Escribir sin faltas es el nuevo carné de conducir cultural: todo el mundo cree que lo tiene, pero pocos pasarían el examen si se presentaran hoy. Las redes sociales, autovías del texto sin guardarraíles, han convertido a cada hablante en editor de su propio periódico y, como era de esperar, la ortografía ha sufrido más que el hígado de un adolescente en Nochevieja.
En ese contexto, la Real Academia Española podría entenderse como si fuera un órgano judicial. «¡La RAE debería prohibir esto!» se clamaría; «¡Cómo es posible que ahora acepten almóndiga!». Como si el diccionario tuviera un botón rojo que, al pulsarlo, derribara de inmediato las palabras «no oficiales» con un rayo láser de gramática vengativa.
Una de las primeras lecciones que aprenden los traductores novatos es que la RAE no es la policía del idioma: no sanciona, no multa, y no te embarga el teclado si escribes «haiga» o «asín». Es una notaría, no un templo sagrado: apunta lo que pasa, no lo que debería pasar. Es una institución que documenta el estado actual de la lengua, que está viva.
Ahora bien, eso no significa que todo valga. El lenguaje es un sistema vivo, sí, pero también es un sistema, y todo sistema necesita unas normas mínimas de funcionamiento. Que el idioma cambie no implica que tenga que hacerlo por capricho o porque alguien se levante con idea de ser disruptivo con la tilde. Necesitamos una ortografía oficial y una sintaxis consensuada por el mismo motivo por el que necesitamos señales de tráfico, fórmulas químicas estándar o un sistema métrico común: para que el mensaje viaje con la menor cantidad posible de interferencias.
Nadie dice «me gusta obedecer al diccionario», pero, si quieres que tu lector te entienda, tú y la otra persona necesitáis una referencia compartida. Aunque sea para transgredirla con gusto, como hacen los grandes. Porque he ahí la clave: transgredir la norma no es el problema; el problema es no saber que estás transgrediendo.

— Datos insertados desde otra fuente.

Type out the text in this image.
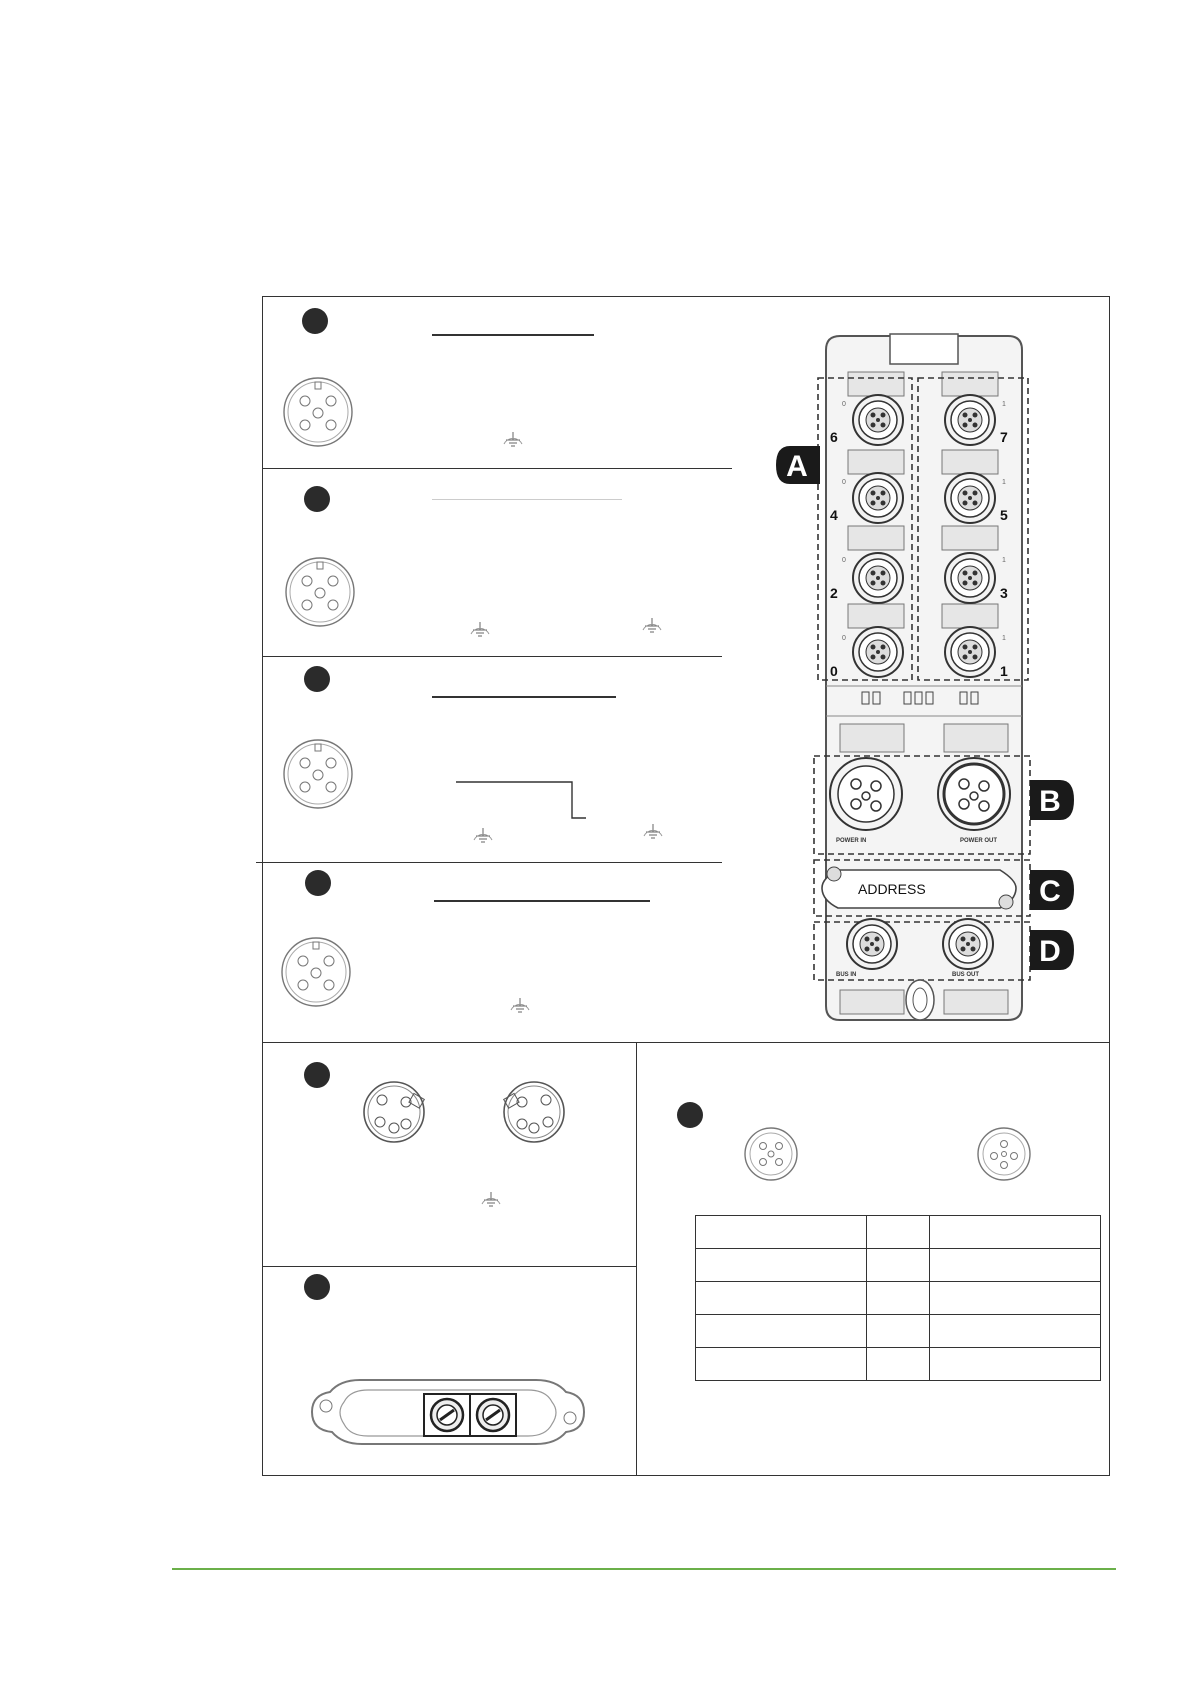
0	1
0	1
0	1
0	1
6	7
4	5
2	3
0	1
A
B
C
D
ADDRESS
POWER IN	POWER OUT
BUS IN	BUS OUT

Escribir «estubo» no es rebeldía ortográfica sino error, al desconocer cómo y por qué esa palabra se inventó con v. E igual de importantes son el qué, el cómo y el dónde, porque decir «la calor» en Andalucía es evolución fonológica regional, pero escribirlo en una columna del BOE es otra cosa.
Para que alguien tenga derecho (y digo más aún: deber) de moldear la lengua, los tres requisitos que yo me impongo a mí mismo son los siguientes:
- Conocer la norma vigente. No se puede doblar una regla si no sabes dónde está.
- Detectar una pauta consistente. Cambiar una palabra «porque suena mejor» no basta; cambiarla porque millones ya la usan y la analogía lingüística lo avala… empieza a tener sentido.
- Argumentar con lógica etimológica. No con rabia, ni con memes, ni con paternalismo. Con gramática, fonética, semántica. Hay que merecerse el cambio.
Hay que saber qué dice la teoría, que no estás solo en el cambio, y que tu versión es superior a la original.
El idioma no se impone: se comparte. Es el resultado de un acuerdo tácito entre millones de cerebros que, de algún modo, consiguen entenderse. Y como todo acuerdo, se puede renegociar. Pero hay que llegar con la cabeza fría, no con la camiseta del recreo.
Así que sí, puedes escribir como quieras. Nadie va a multarte. Pero tampoco te van a entender, y eso es mucho peor.
La lengua no es una cárcel. Pero tampoco es una discoteca a las cinco de la mañana donde cada quien grita lo que quiere.
Es un puente. Y el que no sabe construirlo, mejor que no lo dinamite.